One to two hours a day, Tine spends reading books, comics, and newspapers. Her interests are eclectic: historical novels, classics of the world literature, detectives, business & leadership books. 'The Picture of Dorian Gray' made an everlasting impact on her: a person has the choice to shape one's life on doing good or bad. Tine rereads this book every two years to re-evaluate her moral compass: is she still making choices true to her values? Currently, on her nightstand lay Barsh's' Centered leadership,' 'Code of the Samurai' by Cleary, and Linda Hill's 'Collective Genius: The Art and Practice of Leading Innovation.'
She is very fond of traveling; she enjoys longer' back to basics' stays in nature to slow down and shorter breaks of cultural infusions, with a deep love for Italy.

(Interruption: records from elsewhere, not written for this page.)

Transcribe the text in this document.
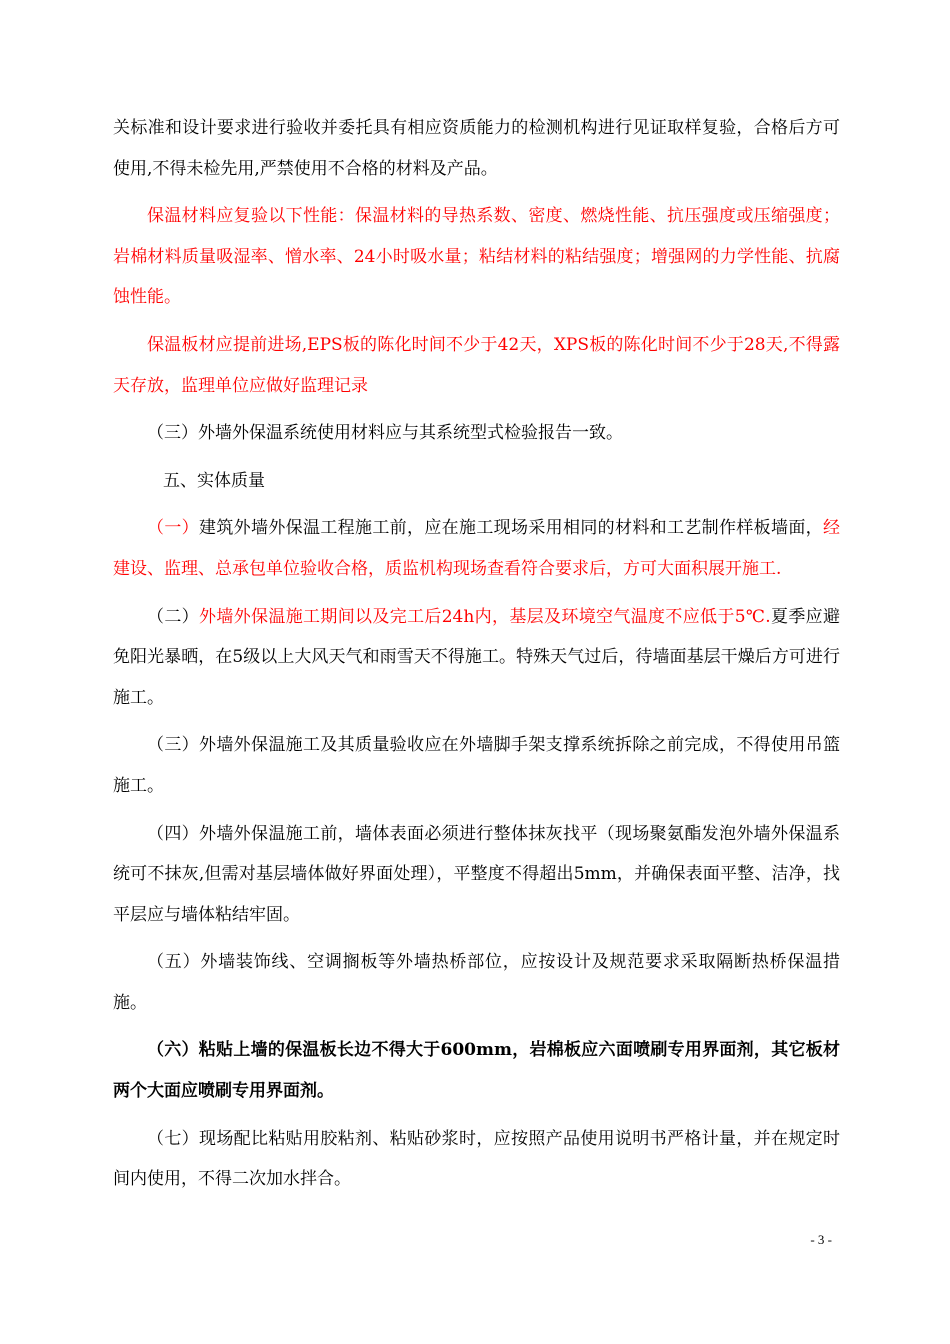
关标准和设计要求进行验收并委托具有相应资质能力的检测机构进行见证取样复验，合格后方可使用,不得未检先用,严禁使用不合格的材料及产品。

保温材料应复验以下性能：保温材料的导热系数、密度、燃烧性能、抗压强度或压缩强度；岩棉材料质量吸湿率、憎水率、24小时吸水量；粘结材料的粘结强度；增强网的力学性能、抗腐蚀性能。

保温板材应提前进场,EPS板的陈化时间不少于42天，XPS板的陈化时间不少于28天,不得露天存放，监理单位应做好监理记录

（三）外墙外保温系统使用材料应与其系统型式检验报告一致。

五、实体质量

（一）建筑外墙外保温工程施工前，应在施工现场采用相同的材料和工艺制作样板墙面，经建设、监理、总承包单位验收合格，质监机构现场查看符合要求后，方可大面积展开施工.

（二）外墙外保温施工期间以及完工后24h内，基层及环境空气温度不应低于5℃.夏季应避免阳光暴晒，在5级以上大风天气和雨雪天不得施工。特殊天气过后，待墙面基层干燥后方可进行施工。

（三）外墙外保温施工及其质量验收应在外墙脚手架支撑系统拆除之前完成，不得使用吊篮施工。

（四）外墙外保温施工前，墙体表面必须进行整体抹灰找平（现场聚氨酯发泡外墙外保温系统可不抹灰,但需对基层墙体做好界面处理），平整度不得超出5mm，并确保表面平整、洁净，找平层应与墙体粘结牢固。

（五）外墙装饰线、空调搁板等外墙热桥部位，应按设计及规范要求采取隔断热桥保温措施。

（六）粘贴上墙的保温板长边不得大于600mm，岩棉板应六面喷刷专用界面剂，其它板材两个大面应喷刷专用界面剂。

（七）现场配比粘贴用胶粘剂、粘贴砂浆时，应按照产品使用说明书严格计量，并在规定时间内使用，不得二次加水拌合。

- 3 -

Connecting people and resources to progressively improve the world daily motivates Tine. "I want to contribute to lining up the 'little dots of all humans' to form a line and make the difference all together - that is the only way we can change the world for the better, for everybody. 3 Cs help me pursue that purpose: curiosity, communication, community."
Her favorite movie character is MacGyver, eternally optimistic while finding solutions in mission impossible situations, even against all odds. He consciously tries to seek the opportunity rather than the obstacle; he's not afraid to try out & fail and then start over again. MacGyver has a lively imagination of making the world a better place, every day again. Like MacGyver, Tine considers every day as a gift, and every day she is excited about the new adventures to come.
"Don't think outside the box, rather think like there is no box!" Very sensitive to justice, such as people not being included, stigmatized, or their ideas not listened to, Tine is committed to fostering safe spaces where people can express themselves without fear of retaliation. Diversity and inclusion are close to her heart.
Young Tine, she'd advise leading her life with values that matter to her. She learned over time that creating clarity on her moral compass and organizing her life and choices accordingly is the only way that makes sense.
Tine has been fortunate to be surrounded by mentors throughout her career, whom she describes as 'precious road companions.' Some provide a 'rhythmed check-in,' almost like a yearly medical check-up; others offer valuable 'mirroring' on crucial moments; at some moments, the relationship evolved towards reverse mentoring. Tine is very grateful for the mentors who help(ed) her and wants to create similar experiences for other people. "I believe that if we all would have a mentor network around us, we create better workplaces where everybody thrives and can be at their best."